FAQs
Why don't you bill to my insurance?
After over 25 years of private practice, our physicians and staff have grown weary of dealing with 3rd party payers. Service denials, limitations on the number of visits, pre-authorizations for medically necessary services, and high deductibles and out-of-pocket costs were causing frustration and affecting patient care. By dropping our participation with the 3rd party payers, we can contract directly with each patient to make a proper diagnosis and develop a treatment plan that is better suited to YOU - not the insurance company!
What are the benefits of direct patient care?
There are many.
- No long waits for an appointment to see a specialist. Our physicians typically have available appointment slots within a week or two - in some cases, we may even be able to work a patient in on the same day!
- No long waits in the waiting room. We have a more flexible schedule that allows us to space out our appointment slots so that most patients can be directed right back into the treatment area without waiting. Your time is just as important as ours!
- More face-to-face time with your provider. We don't have nurses or ancillary medical providers on staff. Our doctors will care for you directly. New patient visits are scheduled for one full hour so that our doctors can take the time to listen to our patients concerns and address them as needed.
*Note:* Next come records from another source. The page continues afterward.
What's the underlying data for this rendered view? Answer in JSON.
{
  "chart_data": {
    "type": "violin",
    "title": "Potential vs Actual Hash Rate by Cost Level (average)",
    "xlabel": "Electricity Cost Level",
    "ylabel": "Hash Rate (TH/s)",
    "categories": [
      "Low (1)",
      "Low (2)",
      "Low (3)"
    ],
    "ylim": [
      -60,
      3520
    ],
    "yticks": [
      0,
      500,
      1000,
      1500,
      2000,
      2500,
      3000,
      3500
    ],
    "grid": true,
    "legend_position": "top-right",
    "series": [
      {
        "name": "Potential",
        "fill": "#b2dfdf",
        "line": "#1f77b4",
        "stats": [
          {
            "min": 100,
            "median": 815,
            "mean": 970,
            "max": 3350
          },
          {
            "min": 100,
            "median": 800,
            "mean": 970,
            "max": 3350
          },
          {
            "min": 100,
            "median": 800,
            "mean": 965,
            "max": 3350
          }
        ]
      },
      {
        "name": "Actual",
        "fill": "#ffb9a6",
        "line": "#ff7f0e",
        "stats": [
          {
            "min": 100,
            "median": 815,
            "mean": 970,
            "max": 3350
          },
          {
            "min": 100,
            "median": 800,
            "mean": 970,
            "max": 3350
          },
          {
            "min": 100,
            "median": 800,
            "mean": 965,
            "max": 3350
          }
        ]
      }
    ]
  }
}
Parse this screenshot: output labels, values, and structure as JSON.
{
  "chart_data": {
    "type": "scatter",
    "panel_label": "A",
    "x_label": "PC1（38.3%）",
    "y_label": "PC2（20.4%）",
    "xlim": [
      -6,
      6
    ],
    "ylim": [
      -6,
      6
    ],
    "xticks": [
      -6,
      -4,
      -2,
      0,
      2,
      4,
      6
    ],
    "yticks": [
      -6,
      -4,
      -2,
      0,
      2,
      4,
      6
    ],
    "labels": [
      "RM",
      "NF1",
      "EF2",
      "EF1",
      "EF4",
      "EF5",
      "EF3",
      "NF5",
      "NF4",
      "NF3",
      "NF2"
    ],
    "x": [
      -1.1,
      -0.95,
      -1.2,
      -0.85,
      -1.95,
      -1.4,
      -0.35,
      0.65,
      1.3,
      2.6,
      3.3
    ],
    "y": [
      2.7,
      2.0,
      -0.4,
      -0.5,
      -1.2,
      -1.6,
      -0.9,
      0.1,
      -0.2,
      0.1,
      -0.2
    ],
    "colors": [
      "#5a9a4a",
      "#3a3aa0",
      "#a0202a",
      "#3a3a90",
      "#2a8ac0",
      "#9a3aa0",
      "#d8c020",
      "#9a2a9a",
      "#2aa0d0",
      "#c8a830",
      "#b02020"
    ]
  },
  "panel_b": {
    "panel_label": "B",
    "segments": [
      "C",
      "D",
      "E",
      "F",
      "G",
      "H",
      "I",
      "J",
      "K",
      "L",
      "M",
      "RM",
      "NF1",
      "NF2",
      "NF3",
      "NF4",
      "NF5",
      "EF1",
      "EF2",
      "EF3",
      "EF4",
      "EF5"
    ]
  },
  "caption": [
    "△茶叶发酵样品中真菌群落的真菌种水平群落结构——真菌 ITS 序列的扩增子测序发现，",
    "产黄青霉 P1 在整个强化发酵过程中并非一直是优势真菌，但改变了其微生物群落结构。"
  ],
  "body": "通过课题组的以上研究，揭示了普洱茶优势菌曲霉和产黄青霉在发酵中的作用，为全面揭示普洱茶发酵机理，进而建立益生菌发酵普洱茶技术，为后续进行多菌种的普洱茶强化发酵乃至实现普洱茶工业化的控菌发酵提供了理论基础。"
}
- No surprise billing. Payment is due in full at the time of service. Our staff will discuss charges with you ahead of time so that by the time you check out you know exactly how much your bill will be. No added charges or bills will be sent after your visit.
- Reasonable fees. We don't have to "upcharge" our visits to make up for uninsured patient care or low insurance reimbursement rates. We charge a fair and customary fee for all services provided. In many cases, our fees are significantly less than what would be charged at other medical clinics.
Can I still submit a claim for services rendered to my insurance company?
Yes! In most cases, our staff can provide you with an itemized receipt that you can submit to your insurance company for possible reimbursement. Be sure to check with your insurance carrier to determine if you have any out-of-network benefits. ***Be advised that many government insurance plans, including Medicare, do NOT allow for patient claim submission.
Can I use my insurance benefits if I am referred outside of your office?
Yes! You can still use your own insurance benefits as usual at your pharmacy to pick up prescriptions that our doctors order or for local physical therapy services or at the hospital for outpatient radiology and/ or lab services.
Will my problem be treated on the first visit?
In many cases, yes! Many conditions, including routine nail trimming, fungal nail care, plantar wart treatment, corn or callus removal, shoe evaluation, and orthotic/ insert fittings, can all be addressed and treated promptly at the same visit. More complex problems, like sports injuries, heel pain, or infected ingrown toenails, may take an additional visit or two to properly resolve. Your doctor will discuss the treatment plan in detail with you at your first visit so that you'll know what to expect.